Sunday, September 06, 2015

Steven Pinker's The Sense of Style

I read Steven Pinker's The Sense of Style: A Thinking Person's Guide to Writing in the 21st Century! As is too often the case, the sentence after the colon sounds pompous but the book doesn't. I really enjoyed it because he provides clear yet undogmatic explanations about how to write in a way that makes your ideas understandable. Years ago I read Lynne Truss' Eats, Shoots and Leaves, which I found sometimes funny but also pissy. Apparently the latter aspect generated all kinds of reviews about how her own writing violated her own rules.

Pinker makes plenty of assertions but he makes clear that rules shouldn't be concrete just because people say they should be. The English language is constantly evolving, and in fact many of the so-called "rules" are myths, unsupported by anything (take, for example, the split infinitive).
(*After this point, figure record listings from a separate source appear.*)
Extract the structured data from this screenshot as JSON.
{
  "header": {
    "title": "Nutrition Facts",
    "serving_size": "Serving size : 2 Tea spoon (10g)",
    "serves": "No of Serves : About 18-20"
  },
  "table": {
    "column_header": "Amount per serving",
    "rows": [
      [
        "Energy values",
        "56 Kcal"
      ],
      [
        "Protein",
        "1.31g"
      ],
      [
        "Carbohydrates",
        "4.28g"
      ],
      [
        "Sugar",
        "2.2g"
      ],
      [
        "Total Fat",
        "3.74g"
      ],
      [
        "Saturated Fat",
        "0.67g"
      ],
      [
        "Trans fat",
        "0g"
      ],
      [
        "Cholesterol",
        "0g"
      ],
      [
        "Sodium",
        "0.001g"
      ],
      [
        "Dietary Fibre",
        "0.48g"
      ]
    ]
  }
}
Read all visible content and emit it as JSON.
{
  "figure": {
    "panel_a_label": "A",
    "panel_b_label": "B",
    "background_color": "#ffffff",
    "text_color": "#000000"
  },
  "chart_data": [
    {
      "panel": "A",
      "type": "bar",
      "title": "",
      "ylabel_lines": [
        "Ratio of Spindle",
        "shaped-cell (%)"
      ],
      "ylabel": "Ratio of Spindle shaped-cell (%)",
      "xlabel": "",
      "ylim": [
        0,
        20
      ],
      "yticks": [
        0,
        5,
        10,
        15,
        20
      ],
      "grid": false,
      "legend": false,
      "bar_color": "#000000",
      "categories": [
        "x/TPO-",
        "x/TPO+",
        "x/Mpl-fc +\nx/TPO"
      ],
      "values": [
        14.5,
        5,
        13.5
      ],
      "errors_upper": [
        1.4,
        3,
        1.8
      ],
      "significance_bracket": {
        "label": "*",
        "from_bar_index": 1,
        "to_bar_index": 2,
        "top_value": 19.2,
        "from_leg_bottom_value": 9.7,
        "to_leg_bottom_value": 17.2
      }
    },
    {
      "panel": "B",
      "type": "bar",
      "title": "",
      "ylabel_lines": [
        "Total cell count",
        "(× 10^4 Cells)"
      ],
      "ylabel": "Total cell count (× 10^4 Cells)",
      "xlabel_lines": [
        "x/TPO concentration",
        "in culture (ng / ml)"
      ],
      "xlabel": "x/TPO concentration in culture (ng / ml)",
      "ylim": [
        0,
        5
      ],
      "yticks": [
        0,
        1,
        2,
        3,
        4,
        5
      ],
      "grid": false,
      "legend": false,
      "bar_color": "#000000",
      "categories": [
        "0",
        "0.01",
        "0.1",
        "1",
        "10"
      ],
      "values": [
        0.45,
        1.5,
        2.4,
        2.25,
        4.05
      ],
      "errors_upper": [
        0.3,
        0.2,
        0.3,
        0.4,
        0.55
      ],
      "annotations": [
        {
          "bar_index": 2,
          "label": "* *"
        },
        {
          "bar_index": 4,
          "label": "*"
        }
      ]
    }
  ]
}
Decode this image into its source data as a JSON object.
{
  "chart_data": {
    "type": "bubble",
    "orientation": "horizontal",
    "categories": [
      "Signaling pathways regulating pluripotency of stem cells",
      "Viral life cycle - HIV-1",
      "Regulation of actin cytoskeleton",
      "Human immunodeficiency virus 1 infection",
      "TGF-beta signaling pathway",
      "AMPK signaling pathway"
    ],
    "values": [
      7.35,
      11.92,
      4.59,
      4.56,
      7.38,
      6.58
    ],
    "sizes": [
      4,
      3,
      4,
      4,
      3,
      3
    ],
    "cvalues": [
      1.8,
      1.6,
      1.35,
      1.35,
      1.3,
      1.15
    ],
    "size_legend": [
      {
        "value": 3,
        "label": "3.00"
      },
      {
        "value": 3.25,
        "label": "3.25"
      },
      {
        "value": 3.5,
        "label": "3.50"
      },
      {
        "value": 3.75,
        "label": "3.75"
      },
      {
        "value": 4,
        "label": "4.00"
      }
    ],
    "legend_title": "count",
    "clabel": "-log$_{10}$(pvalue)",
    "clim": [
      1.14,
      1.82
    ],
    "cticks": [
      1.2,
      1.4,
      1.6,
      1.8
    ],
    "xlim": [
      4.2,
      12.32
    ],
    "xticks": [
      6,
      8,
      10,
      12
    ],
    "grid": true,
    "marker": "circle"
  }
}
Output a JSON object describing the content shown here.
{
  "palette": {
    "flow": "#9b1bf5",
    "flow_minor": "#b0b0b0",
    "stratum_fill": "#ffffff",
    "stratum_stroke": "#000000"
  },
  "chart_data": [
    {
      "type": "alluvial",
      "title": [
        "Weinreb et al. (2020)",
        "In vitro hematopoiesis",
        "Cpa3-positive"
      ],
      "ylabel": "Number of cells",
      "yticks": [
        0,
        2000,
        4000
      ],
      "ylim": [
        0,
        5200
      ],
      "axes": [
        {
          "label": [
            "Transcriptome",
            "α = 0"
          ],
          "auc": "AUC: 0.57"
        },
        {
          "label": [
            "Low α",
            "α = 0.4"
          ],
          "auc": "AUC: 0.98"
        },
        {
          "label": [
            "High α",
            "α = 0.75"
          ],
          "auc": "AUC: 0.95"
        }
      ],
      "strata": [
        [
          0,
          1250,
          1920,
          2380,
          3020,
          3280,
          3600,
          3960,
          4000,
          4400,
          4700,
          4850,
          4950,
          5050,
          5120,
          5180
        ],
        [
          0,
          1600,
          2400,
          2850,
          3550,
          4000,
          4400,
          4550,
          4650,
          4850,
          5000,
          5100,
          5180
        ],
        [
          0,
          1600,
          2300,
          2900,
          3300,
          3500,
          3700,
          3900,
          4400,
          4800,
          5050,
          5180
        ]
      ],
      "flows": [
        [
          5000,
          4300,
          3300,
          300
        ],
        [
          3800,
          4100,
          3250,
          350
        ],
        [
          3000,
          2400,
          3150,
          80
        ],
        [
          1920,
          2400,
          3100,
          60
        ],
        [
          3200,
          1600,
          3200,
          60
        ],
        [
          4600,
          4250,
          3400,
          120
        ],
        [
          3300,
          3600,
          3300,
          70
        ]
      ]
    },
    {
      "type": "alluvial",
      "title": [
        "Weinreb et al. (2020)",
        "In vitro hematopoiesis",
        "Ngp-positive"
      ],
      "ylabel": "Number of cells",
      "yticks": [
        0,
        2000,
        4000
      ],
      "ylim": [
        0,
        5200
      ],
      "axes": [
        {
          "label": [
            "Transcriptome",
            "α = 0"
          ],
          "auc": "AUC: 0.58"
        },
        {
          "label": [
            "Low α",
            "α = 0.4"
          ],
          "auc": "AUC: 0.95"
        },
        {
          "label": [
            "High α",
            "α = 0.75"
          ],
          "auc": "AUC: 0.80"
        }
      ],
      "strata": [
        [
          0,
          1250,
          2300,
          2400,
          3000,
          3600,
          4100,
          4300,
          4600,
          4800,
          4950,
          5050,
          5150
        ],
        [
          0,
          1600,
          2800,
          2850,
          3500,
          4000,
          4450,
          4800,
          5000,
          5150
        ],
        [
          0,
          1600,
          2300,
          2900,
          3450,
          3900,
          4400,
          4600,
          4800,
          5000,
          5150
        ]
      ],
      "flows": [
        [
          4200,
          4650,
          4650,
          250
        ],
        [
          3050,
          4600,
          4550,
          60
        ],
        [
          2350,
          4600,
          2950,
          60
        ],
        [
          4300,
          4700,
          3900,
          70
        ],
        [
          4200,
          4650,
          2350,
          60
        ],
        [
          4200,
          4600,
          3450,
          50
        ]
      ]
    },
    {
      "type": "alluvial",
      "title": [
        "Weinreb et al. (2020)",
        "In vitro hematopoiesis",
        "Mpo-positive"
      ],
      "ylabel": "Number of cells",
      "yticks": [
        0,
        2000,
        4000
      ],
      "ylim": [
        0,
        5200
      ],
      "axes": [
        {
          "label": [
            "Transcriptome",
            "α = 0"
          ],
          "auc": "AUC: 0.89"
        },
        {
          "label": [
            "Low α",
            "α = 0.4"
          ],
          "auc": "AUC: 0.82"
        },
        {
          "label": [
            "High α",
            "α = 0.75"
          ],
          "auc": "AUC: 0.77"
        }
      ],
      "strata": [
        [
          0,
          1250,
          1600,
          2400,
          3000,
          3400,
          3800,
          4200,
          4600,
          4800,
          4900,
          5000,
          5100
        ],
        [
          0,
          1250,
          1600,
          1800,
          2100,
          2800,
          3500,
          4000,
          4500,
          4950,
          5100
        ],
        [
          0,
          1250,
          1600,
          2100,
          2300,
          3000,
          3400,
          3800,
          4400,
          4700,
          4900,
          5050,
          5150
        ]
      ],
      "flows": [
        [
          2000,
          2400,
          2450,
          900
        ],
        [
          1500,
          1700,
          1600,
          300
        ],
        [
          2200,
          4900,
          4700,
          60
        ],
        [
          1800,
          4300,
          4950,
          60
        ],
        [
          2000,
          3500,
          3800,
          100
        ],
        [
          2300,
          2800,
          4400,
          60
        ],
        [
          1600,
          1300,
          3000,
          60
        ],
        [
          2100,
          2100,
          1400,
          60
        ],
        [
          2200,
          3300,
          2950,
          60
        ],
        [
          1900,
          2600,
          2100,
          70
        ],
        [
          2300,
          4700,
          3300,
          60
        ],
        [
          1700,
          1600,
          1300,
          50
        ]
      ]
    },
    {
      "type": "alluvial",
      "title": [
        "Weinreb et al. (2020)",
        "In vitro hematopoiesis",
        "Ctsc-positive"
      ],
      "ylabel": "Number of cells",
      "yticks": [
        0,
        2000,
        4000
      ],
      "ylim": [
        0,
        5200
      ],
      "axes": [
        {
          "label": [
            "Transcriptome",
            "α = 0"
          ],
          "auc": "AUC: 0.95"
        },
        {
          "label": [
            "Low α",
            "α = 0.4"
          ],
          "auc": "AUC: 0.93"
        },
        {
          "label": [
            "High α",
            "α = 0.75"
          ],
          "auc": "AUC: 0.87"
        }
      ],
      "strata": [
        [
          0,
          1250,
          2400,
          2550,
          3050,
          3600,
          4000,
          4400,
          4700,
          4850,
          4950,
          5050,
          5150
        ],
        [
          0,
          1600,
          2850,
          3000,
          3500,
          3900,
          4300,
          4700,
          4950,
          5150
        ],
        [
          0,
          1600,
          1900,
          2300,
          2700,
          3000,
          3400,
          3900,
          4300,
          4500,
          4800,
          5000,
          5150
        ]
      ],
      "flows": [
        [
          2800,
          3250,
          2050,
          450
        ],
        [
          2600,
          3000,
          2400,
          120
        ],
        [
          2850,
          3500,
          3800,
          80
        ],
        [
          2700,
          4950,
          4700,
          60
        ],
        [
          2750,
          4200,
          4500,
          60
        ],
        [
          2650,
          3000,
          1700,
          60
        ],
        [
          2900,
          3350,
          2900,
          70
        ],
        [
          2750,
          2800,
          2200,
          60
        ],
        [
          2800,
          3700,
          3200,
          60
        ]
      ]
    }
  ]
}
He tries to cut through the pedantry to make writing do what you want. Poor writing leads your reader in the wrong direction, which is precisely what you need to avoid. Make word or punctuation choices based on where you want the reader to focus. Think about prosody, especially with commas. Ask yourself if you are being unnecessarily posh/stuffy. Don't fall into what he calls "professional narcissism" (p. 186) where your own expertise leads you (even unconsciously, I think) to become lazy abut organization and jargon. On that point he also writes, "The curse of knowledge is the single best explanation I know of why good people write bad prose" (p. 61).

Finally, I like how he cites the ways in which young people have for centuries been accused of butchering the English language. As we get older we get set in our ways and look down on those coming after us. We're always wrong.